O presidente da Assembleia Legislativa atua pra assumir vaga de conselheiro do TCE. Se houver empecilho à aposentadoria de Valcenor Braz, não será candidato a deputado

O presidente da Assembleia Legislativa de Goiás, Lissauer Vieira, do PSB, está dizendo para os aliados e amigos que, mesmo que não conquiste a vaga de conselheiro do Tribunal de Contas do Estado (TCE), com a possível aposentadoria do conselheiro Sebastião Tejota, deve abandonar a política partidária.

Lissauer Vieira:  presidente da Alego | Foto: Fernando Leite/JornalOpção

Um ex-deputado (e ligado a Sebastião Tejota), da cota dos amigos, afirma: “É uma pena.
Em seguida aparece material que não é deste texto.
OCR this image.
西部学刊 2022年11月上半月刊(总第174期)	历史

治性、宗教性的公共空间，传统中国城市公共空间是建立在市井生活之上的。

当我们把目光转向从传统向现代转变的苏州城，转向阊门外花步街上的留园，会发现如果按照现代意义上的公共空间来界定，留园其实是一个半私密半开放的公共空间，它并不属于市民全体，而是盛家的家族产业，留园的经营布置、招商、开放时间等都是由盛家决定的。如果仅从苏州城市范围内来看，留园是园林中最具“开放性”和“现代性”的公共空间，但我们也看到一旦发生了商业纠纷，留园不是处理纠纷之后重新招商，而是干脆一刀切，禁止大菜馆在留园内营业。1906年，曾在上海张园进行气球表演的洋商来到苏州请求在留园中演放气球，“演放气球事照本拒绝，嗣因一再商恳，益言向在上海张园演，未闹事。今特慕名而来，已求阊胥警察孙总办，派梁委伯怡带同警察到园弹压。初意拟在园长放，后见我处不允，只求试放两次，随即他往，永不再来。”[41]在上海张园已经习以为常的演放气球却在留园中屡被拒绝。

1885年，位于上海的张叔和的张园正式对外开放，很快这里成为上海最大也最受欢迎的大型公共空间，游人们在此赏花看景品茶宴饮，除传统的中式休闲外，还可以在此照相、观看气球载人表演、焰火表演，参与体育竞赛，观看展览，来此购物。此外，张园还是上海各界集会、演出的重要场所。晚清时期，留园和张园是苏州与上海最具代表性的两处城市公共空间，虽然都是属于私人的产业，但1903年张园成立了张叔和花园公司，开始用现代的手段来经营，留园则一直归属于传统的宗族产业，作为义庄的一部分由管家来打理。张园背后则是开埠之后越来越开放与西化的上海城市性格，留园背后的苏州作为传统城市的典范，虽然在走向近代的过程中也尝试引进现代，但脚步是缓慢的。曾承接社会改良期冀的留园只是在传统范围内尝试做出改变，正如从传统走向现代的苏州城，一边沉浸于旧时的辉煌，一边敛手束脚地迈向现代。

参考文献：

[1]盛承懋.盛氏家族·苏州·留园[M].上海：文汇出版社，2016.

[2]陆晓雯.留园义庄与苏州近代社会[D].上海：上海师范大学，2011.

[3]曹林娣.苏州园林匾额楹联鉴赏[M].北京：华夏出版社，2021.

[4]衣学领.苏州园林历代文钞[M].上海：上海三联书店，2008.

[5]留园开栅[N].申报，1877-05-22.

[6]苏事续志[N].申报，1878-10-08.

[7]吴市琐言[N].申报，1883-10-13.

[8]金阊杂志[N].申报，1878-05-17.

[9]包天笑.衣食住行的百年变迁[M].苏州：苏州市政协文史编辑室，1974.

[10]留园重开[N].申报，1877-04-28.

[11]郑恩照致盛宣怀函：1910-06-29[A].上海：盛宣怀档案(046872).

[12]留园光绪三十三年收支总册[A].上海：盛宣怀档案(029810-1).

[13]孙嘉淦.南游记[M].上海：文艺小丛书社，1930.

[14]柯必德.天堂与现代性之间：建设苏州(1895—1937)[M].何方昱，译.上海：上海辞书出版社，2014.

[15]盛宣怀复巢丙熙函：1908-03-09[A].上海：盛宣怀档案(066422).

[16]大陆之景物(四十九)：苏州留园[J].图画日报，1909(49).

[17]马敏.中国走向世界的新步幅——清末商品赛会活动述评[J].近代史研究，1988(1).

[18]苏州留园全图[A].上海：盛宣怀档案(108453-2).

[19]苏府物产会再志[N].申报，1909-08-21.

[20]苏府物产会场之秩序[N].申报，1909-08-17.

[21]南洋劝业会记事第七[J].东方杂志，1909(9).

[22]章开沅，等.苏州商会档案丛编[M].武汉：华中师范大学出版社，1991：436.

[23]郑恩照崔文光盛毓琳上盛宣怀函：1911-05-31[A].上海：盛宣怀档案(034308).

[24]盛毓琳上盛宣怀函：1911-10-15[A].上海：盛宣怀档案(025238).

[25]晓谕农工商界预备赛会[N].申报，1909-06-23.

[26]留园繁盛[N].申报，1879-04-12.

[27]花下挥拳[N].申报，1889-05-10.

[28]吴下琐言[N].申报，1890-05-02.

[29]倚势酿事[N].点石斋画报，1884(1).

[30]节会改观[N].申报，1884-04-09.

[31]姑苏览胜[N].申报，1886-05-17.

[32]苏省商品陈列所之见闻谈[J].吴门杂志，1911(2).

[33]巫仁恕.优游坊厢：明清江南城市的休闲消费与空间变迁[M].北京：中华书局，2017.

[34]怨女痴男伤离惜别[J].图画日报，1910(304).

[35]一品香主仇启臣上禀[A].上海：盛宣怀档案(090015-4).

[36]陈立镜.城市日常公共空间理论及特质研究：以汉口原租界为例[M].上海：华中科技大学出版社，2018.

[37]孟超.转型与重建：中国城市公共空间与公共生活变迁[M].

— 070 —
Porque Lissauer tem, e me recuso a dizer tinha, um futuro promissor. Poderia ser, uma vez eleito deputado federal em 2022, candidato a governador ou senador em 2026. Mas as pessoas não têm noção de como a morte do pai abalou Lissauer. E há a questão de que precisará assumir os negócios da família, em Goiás e outro Estado”.

Há um problema a ser resolvido com a aposentadoria do conselheiro Valcenor Braz. Se uma mudança na lei (GoiasPrev) for feita, o membro do TCM se aposentará. Aí Lissauer Vieira comandará uma operação na Assembleia para o vice-governador de Goiás, Lincoln Tejota, assumir a vaga. Em seguida, o conselheiro Sebastião Tejota, do Tribunal de Contas do Estado de Goiás (TCE), se aposentará e o deputado estadual assumirá a sua vaga.